A text message of a paint shop worker shared with the WSWS stated: “It’s embarrassing that we have an independent union, but, at a most difficult moment like that on Monday, no union representative showed up to the paint area to find out what had happened and how to help the injured worker in every way possible.”

Another former GM Silao worker said to this reporter: “I swear I feel so angry and powerless because they cop out so easily, and to think that the change that was promised was to improve serious situations like this in the workplace.”

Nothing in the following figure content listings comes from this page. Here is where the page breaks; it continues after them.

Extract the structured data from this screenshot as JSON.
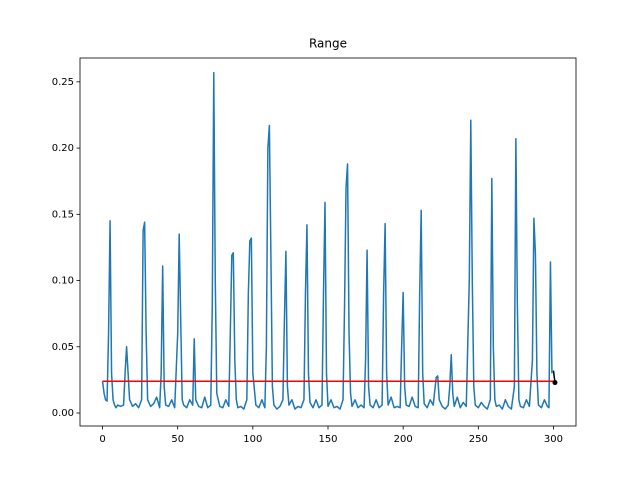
{
  "chart_data": {
    "type": "line",
    "title": "Range",
    "xlim": [
      -15,
      315
    ],
    "ylim": [
      -0.0098,
      0.268
    ],
    "xticks": [
      0,
      50,
      100,
      150,
      200,
      250,
      300
    ],
    "yticks": [
      {
        "value": 0,
        "label": "0.00"
      },
      {
        "value": 0.05,
        "label": "0.05"
      },
      {
        "value": 0.1,
        "label": "0.10"
      },
      {
        "value": 0.15,
        "label": "0.15"
      },
      {
        "value": 0.2,
        "label": "0.20"
      },
      {
        "value": 0.25,
        "label": "0.25"
      }
    ],
    "series": [
      {
        "color": "#1f77b4",
        "x": [
          0,
          1,
          2,
          3,
          4,
          5,
          6,
          7,
          8,
          9,
          10,
          12,
          14,
          15,
          16,
          17,
          18,
          20,
          22,
          24,
          26,
          27,
          28,
          29,
          30,
          32,
          34,
          36,
          38,
          39,
          40,
          41,
          42,
          44,
          46,
          48,
          50,
          51,
          52,
          53,
          54,
          56,
          58,
          60,
          61,
          62,
          64,
          66,
          68,
          70,
          72,
          73,
          74,
          75,
          76,
          78,
          80,
          82,
          84,
          85,
          86,
          87,
          88,
          89,
          90,
          92,
          94,
          96,
          97,
          98,
          99,
          100,
          102,
          104,
          106,
          108,
          109,
          110,
          111,
          112,
          113,
          114,
          116,
          118,
          120,
          121,
          122,
          123,
          124,
          126,
          128,
          130,
          132,
          134,
          135,
          136,
          137,
          138,
          140,
          142,
          144,
          146,
          147,
          148,
          149,
          150,
          152,
          154,
          156,
          158,
          160,
          161,
          162,
          163,
          164,
          165,
          166,
          168,
          170,
          172,
          174,
          175,
          176,
          177,
          178,
          180,
          182,
          184,
          186,
          187,
          188,
          189,
          190,
          192,
          194,
          196,
          198,
          199,
          200,
          201,
          202,
          204,
          206,
          208,
          210,
          211,
          212,
          213,
          214,
          216,
          218,
          220,
          222,
          223,
          224,
          226,
          228,
          230,
          231,
          232,
          233,
          234,
          236,
          238,
          240,
          242,
          244,
          245,
          246,
          247,
          248,
          250,
          252,
          254,
          256,
          258,
          259,
          260,
          261,
          262,
          264,
          266,
          268,
          270,
          272,
          274,
          275,
          276,
          277,
          278,
          280,
          282,
          284,
          286,
          287,
          288,
          289,
          290,
          292,
          294,
          296,
          297,
          298,
          299
        ],
        "values": [
          0.024,
          0.015,
          0.01,
          0.009,
          0.06,
          0.145,
          0.03,
          0.01,
          0.006,
          0.004,
          0.006,
          0.005,
          0.006,
          0.03,
          0.05,
          0.03,
          0.01,
          0.005,
          0.007,
          0.004,
          0.01,
          0.138,
          0.144,
          0.06,
          0.01,
          0.005,
          0.007,
          0.012,
          0.004,
          0.03,
          0.111,
          0.02,
          0.006,
          0.005,
          0.01,
          0.004,
          0.06,
          0.135,
          0.07,
          0.01,
          0.006,
          0.004,
          0.01,
          0.006,
          0.056,
          0.01,
          0.005,
          0.004,
          0.012,
          0.004,
          0.006,
          0.08,
          0.257,
          0.1,
          0.015,
          0.005,
          0.004,
          0.01,
          0.005,
          0.06,
          0.119,
          0.121,
          0.04,
          0.01,
          0.004,
          0.005,
          0.003,
          0.01,
          0.09,
          0.13,
          0.132,
          0.03,
          0.006,
          0.004,
          0.01,
          0.004,
          0.05,
          0.2,
          0.217,
          0.12,
          0.02,
          0.006,
          0.003,
          0.005,
          0.01,
          0.07,
          0.122,
          0.02,
          0.006,
          0.01,
          0.003,
          0.005,
          0.004,
          0.01,
          0.09,
          0.142,
          0.03,
          0.008,
          0.004,
          0.01,
          0.004,
          0.006,
          0.09,
          0.159,
          0.03,
          0.005,
          0.01,
          0.004,
          0.005,
          0.003,
          0.01,
          0.08,
          0.17,
          0.188,
          0.06,
          0.015,
          0.005,
          0.01,
          0.004,
          0.006,
          0.004,
          0.04,
          0.123,
          0.02,
          0.006,
          0.004,
          0.01,
          0.004,
          0.006,
          0.09,
          0.143,
          0.03,
          0.006,
          0.012,
          0.004,
          0.005,
          0.004,
          0.05,
          0.091,
          0.02,
          0.006,
          0.005,
          0.012,
          0.005,
          0.004,
          0.09,
          0.153,
          0.03,
          0.007,
          0.004,
          0.01,
          0.006,
          0.027,
          0.028,
          0.01,
          0.005,
          0.003,
          0.006,
          0.02,
          0.044,
          0.015,
          0.005,
          0.012,
          0.004,
          0.008,
          0.005,
          0.1,
          0.221,
          0.1,
          0.02,
          0.006,
          0.004,
          0.008,
          0.005,
          0.003,
          0.01,
          0.177,
          0.05,
          0.01,
          0.005,
          0.006,
          0.003,
          0.01,
          0.005,
          0.003,
          0.02,
          0.207,
          0.08,
          0.01,
          0.005,
          0.004,
          0.01,
          0.005,
          0.04,
          0.147,
          0.12,
          0.03,
          0.006,
          0.004,
          0.01,
          0.005,
          0.004,
          0.114,
          0.03
        ]
      },
      {
        "color": "#ff0000",
        "x": [
          0,
          300
        ],
        "values": [
          0.024,
          0.024
        ]
      },
      {
        "color": "#000000",
        "x": [
          300,
          301
        ],
        "values": [
          0.032,
          0.023
        ],
        "marker": "end"
      }
    ]
  }
}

The chassis assembly worker commented that he had asked the union to intervene when a team leader prevented him from going to get a drink of water or go to the restroom for arriving a few minutes late. “It was torture because we were in the hot season,” he said. No union official showed up that time, and on two other occasions when he needed their support, “they always sided with the company.”

The lack of safety for workers is a global phenomenon, with the International Labor Organization estimating 1.9 million deaths yearly from work-related accidents or illnesses. These figures do not include the more than 20 million excess deaths globally and over 800,000 just in Mexico caused by the criminal “let it rip” policy during the COVID-19 pandemic.

Under capitalism, all social concerns are subordinated to the accumulation of wealth of the corporate and financial oligarchy, which feasts on a pile of workers’ corpses, limbs, sweat and grief.

In order to stop the carnage, workers need to form organizations of their own—rank-and-file committees—to guarantee their right to a safe workplace, including by setting production speeds and shutting down the line or the plant if workers deem that conditions are unsafe.

Ultimately, this fight poses the need for uniting workers internationally to take democratic control over the global economy to meet social needs and not private profit.